Ambitioniert avanciert – Beruflich ist die Kombination Kochen und Kulinaristik ein Leistungssport. Diejenigen, die sich dieser Profession verschrieben haben, sind in der Regel Überzeugungstäter. Eine Bezeichnung, die ohne weiteres auch auf Michael Dyllong zutrifft, allerdings kommt bei ihm noch hinzu, dass Dyllong ein bekennender Dortmunder ist.

2011 fuhr er seinen Meisterbrief als Küchenmeister ein und war zu diesem Zeitpunkt der jüngste seiner Art in Deutschland. Als Küchenchef im Palmgarden war er es, der 2013 nach dem Abgang des Sternekochs Thomas Bühner Dortmund überhaupt erst wieder auf den Sterne-Radar des Restaurantführer Guide Michelin brachte. Seit 2015 betätigt er sich darüber hinaus, quasi nebenberuflich, als Mentor und gastronomischer Ideengeber im Vida, das er zusammen mit dem nicht minder ambitionierten Überzeugungstäter Ciro De Luca auf den Weg brachte.

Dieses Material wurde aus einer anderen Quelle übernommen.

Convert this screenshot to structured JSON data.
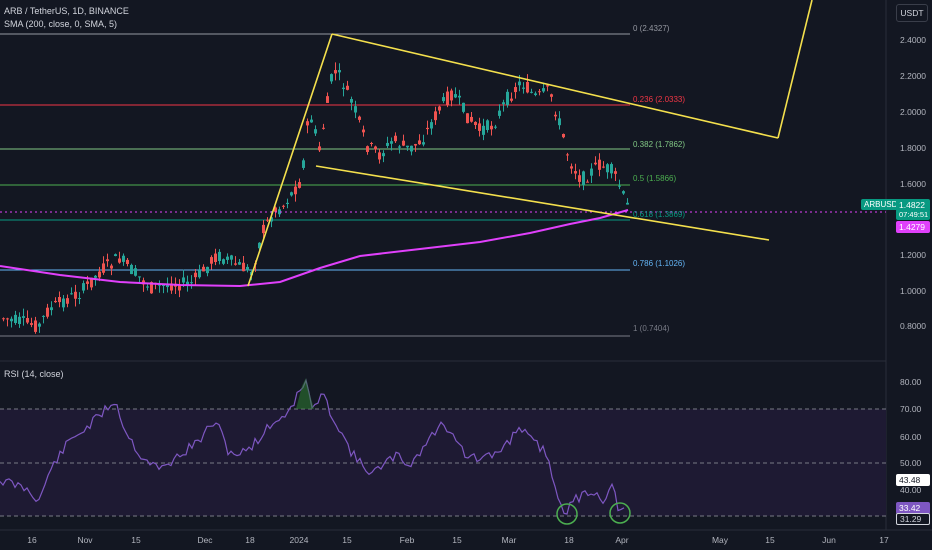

Auszeichnungen sind das eine. Interessant ist aber, wie es dazu kommt und was es braucht, damit sich nicht nur Sachverständige sondern auch ganz normale Gäste für die kulinarischen Statements eines Kochs begeistern können. Wie es sich für einen Spitzenkoch gehört, pilgert Dyllong dafür auch schon mal zu Restaurants, die irgendwo in der Weltrangliste ganz oben rangieren. Nimmt also weite Wege in Kauf, um sich vor Ort jene Inspiration abzuholen, die sich dann in Dortmund auf Tellern und Speisekarten im Palmgarden und im Vida manifestieren.

Auf der Delinale 2018 hält Michael Dyllong die Eröffnungsrede, erzählt und berichtet im Interview mit Peter Erik Hillenbach darüber, was es mit dem Thema „Fine Dining“ auf sich hat. Auch wird er sich zum Status der Molekular-Küche im Hier und Jetzt äußern, jene Kochschule, die eine kulinarische Revolution mit sich brachte und in Bezug auf Kochkunst immer noch ein Innovationspotential bietet, welches längst noch nicht ausgeschöpft ist.